On July 23, the Egyptian Embassy celebrated the Egyptian Independence Day. The party in Israel was held at the Daniel Hotel on the Herzliya beachfront, as usual. The place of longtime Egyptian Ambassador Mohammed Bassiouny, who was recalled to Egypt soon after the outbreak of violence in the territories, was filled by his deputy and current charge d'affaires Ihab Sharif. "What will happen if Egypt is drawn into war?" Sharif was asked. His answer, as quoted in the Egyptian press, was, "Don't even think about that possibility. We are peaceful people; we don't want to speak about war."

Similar comments were made a week later by Egyptian Foreign Minister Ahmed Maher at a meeting with Egyptian youth. He said, "We are in a difficult and very dangerous position ... but war resolves nothing." However, Egyptian Defense Minister Mohammed Tantawi said that if there were to be a situation of war against Israel, Egypt is ready and its army is not inferior. However, Israel believes that these statements are for internal consumption.

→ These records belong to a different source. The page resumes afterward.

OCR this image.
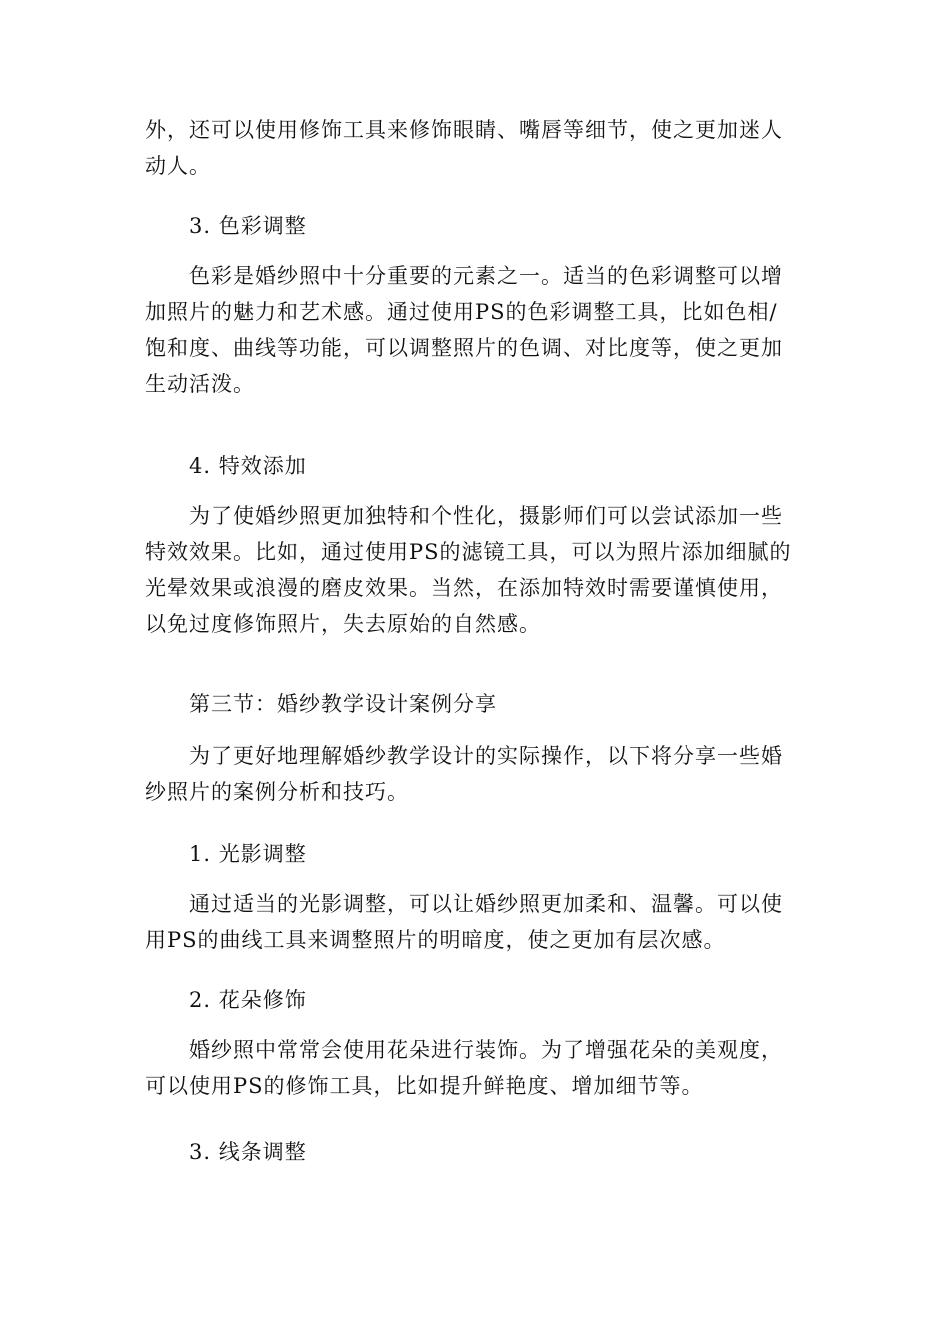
外，还可以使用修饰工具来修饰眼睛、嘴唇等细节，使之更加迷人
动人。
3. 色彩调整
色彩是婚纱照中十分重要的元素之一。适当的色彩调整可以增
加照片的魅力和艺术感。通过使用PS的色彩调整工具，比如色相/
饱和度、曲线等功能，可以调整照片的色调、对比度等，使之更加
生动活泼。
4. 特效添加
为了使婚纱照更加独特和个性化，摄影师们可以尝试添加一些
特效效果。比如，通过使用PS的滤镜工具，可以为照片添加细腻的
光晕效果或浪漫的磨皮效果。当然，在添加特效时需要谨慎使用，
以免过度修饰照片，失去原始的自然感。
第三节：婚纱教学设计案例分享
为了更好地理解婚纱教学设计的实际操作，以下将分享一些婚
纱照片的案例分析和技巧。
1. 光影调整
通过适当的光影调整，可以让婚纱照更加柔和、温馨。可以使
用PS的曲线工具来调整照片的明暗度，使之更加有层次感。
2. 花朵修饰
婚纱照中常常会使用花朵进行装饰。为了增强花朵的美观度，
可以使用PS的修饰工具，比如提升鲜艳度、增加细节等。
3. 线条调整
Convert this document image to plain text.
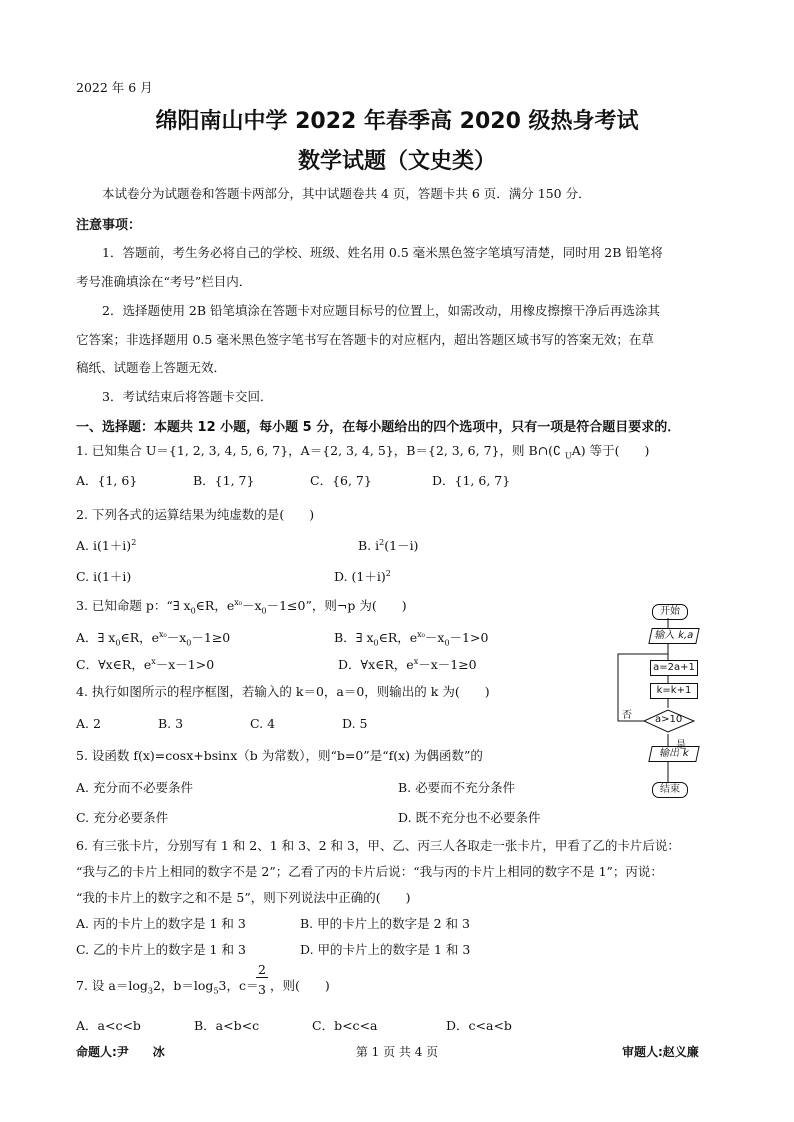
2022 年 6 月
绵阳南山中学 2022 年春季高 2020 级热身考试
数学试题（文史类）
本试卷分为试题卷和答题卡两部分，其中试题卷共 4 页，答题卡共 6 页．满分 150 分．
注意事项：
1．答题前，考生务必将自己的学校、班级、姓名用 0.5 毫米黑色签字笔填写清楚，同时用 2B 铅笔将
考号准确填涂在“考号”栏目内．
2．选择题使用 2B 铅笔填涂在答题卡对应题目标号的位置上，如需改动，用橡皮擦擦干净后再选涂其
它答案；非选择题用 0.5 毫米黑色签字笔书写在答题卡的对应框内，超出答题区域书写的答案无效；在草
稿纸、试题卷上答题无效．
3．考试结束后将答题卡交回．
一、选择题：本题共 12 小题，每小题 5 分，在每小题给出的四个选项中，只有一项是符合题目要求的．
1. 已知集合 U＝{1, 2, 3, 4, 5, 6, 7}，A＝{2, 3, 4, 5}，B＝{2, 3, 6, 7}，则 B∩(∁ $_U$A) 等于(　　)
A．{1, 6}	B．{1, 7}	C．{6, 7}	D．{1, 6, 7}
2. 下列各式的运算结果为纯虚数的是(　　)
A. $i(1+i)^2$	B. $i^2(1-i)$
C. i(1＋i)	D. $(1+i)^2$
3. 已知命题 p：“∃ $x_0\in R$，$e^{x_0}-x_0-1\le 0$”，则¬p 为(　　)
A．∃ $x_0\in R$，$e^{x_0}-x_0-1\ge 0$	B．∃ $x_0\in R$，$e^{x_0}-x_0-1>0$
C．∀x∈R，$e^x-x-1>0$	D．∀x∈R，$e^x-x-1\ge 0$
4. 执行如图所示的程序框图，若输入的 k＝0，a＝0，则输出的 k 为(　　)
A. 2	B. 3	C. 4	D. 5
开始
输入 k,a
a=2a+1
k=k+1
a>10
否
是
输出 k
结束
5. 设函数 f(x)=cosx+bsinx（b 为常数），则“b=0”是“f(x) 为偶函数”的
A. 充分而不必要条件	B. 必要而不充分条件
C. 充分必要条件	D. 既不充分也不必要条件
6. 有三张卡片，分别写有 1 和 2、1 和 3、2 和 3，甲、乙、丙三人各取走一张卡片，甲看了乙的卡片后说：
“我与乙的卡片上相同的数字不是 2”；乙看了丙的卡片后说：“我与丙的卡片上相同的数字不是 1”；丙说：
“我的卡片上的数字之和不是 5”，则下列说法中正确的(　　)
A. 丙的卡片上的数字是 1 和 3	B. 甲的卡片上的数字是 2 和 3
C. 乙的卡片上的数字是 1 和 3	D. 甲的卡片上的数字是 1 和 3
7. 设 $a=\log_32$，$b=\log_53$，c＝
2
3 ，则(　　)
A．a<c<b	B．a<b<c	C．b<c<a	D．c<a<b
命题人:尹　　冰	第 1 页 共 4 页	审题人:赵义廉
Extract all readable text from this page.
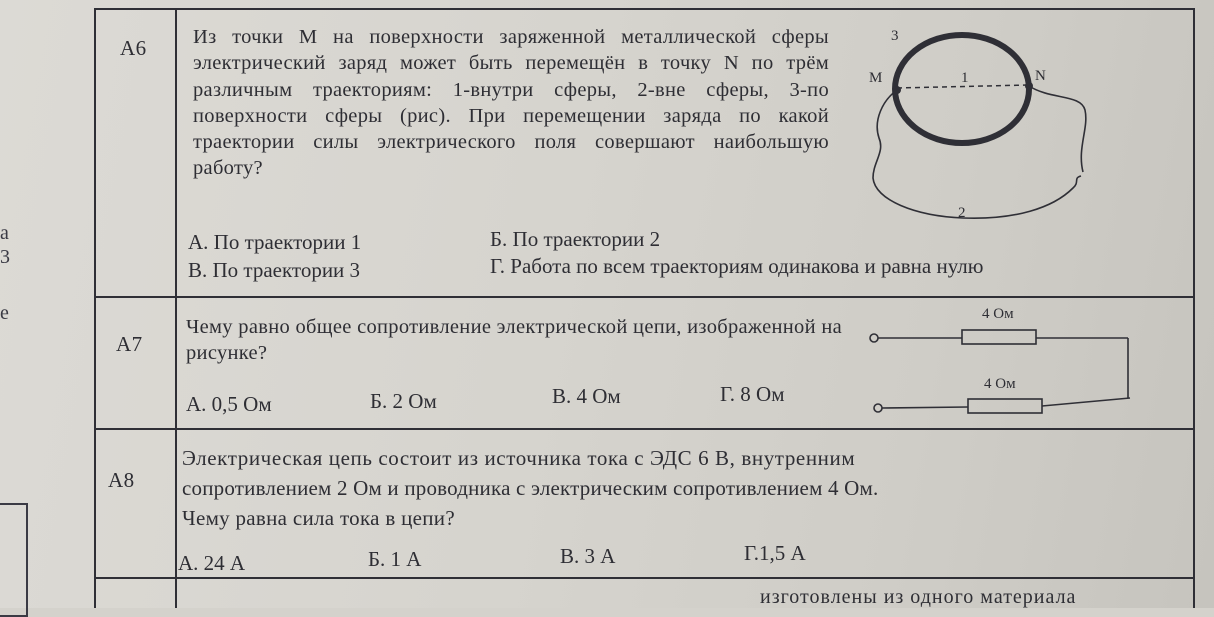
а
3
е
A6 Из точки М на поверхности заряженной металлической сферы электрический заряд может быть перемещён в точку N по трём различным траекториям: 1-внутри сферы, 2-вне сферы, 3-по поверхности сферы (рис). При перемещении заряда по какой траектории силы электрического поля совершают наибольшую работу?
3
M	N
1
2
А. По траектории 1	Б. По траектории 2
В. По траектории 3	Г. Работа по всем траекториям одинакова и равна нулю
A7
Чему равно общее сопротивление электрической цепи, изображенной на рисунке?
4 Ом
4 Ом
А. 0,5 Ом	Б. 2 Ом	В. 4 Ом	Г. 8 Ом
A8
Электрическая цепь состоит из источника тока с ЭДС 6 В, внутренним
сопротивлением 2 Ом и проводника с электрическим сопротивлением 4 Ом.
Чему равна сила тока в цепи?
А. 24 А	Б. 1 А	В. 3 А	Г.1,5 А
изготовлены из одного материала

Israel is keeping close track of Mubarak's visits to army bases and command posts accompanied by senior army officers, where he tells the soldiers how important peace is. War, it is believed in Israel, in not in his interest. With all his criticism, the Egyptian president speaks of "an Arab strategy for peace." A week ago, during a visit to Washington, his political adviser Osama Al Baz repeated these words and added that even during a serious crisis, Egypt would not send troops into the Sinai.

Egypt, under Mubarak's leadership, is viewed as an island of stability. The problem is with his media. On August 2, the Internet edition of the Egyptian newspaper Al-Akhbar contained an inflammatory article by Anwar Mohammed. "Will the situation in Jerusalem lead to a new war in the Middle East? Is it possible for a sixth war to break out between the Arabs and Israel? The answer is simply yes. This war could break out suddenly, despite the fact that Egypt declared that the 1973 war was the last one, and has taken such great strides in the direction of peace so far."

Two days later, the daily Al-Gomhuria wrote that Egypt does not rule out war against Israel. A random selection of articles and headlines from the Egyptian press points to a uniform line of hatred and incitement toward Israel. The Israeli security establishment and Foreign Ministry distinguish between the Egyptian press and the government. But the question, as it is presented in internal debates, is: "Could it reach a point where the government can no longer contain the press? To what extent could a volcanic eruption of incitement draw Egypt into war?"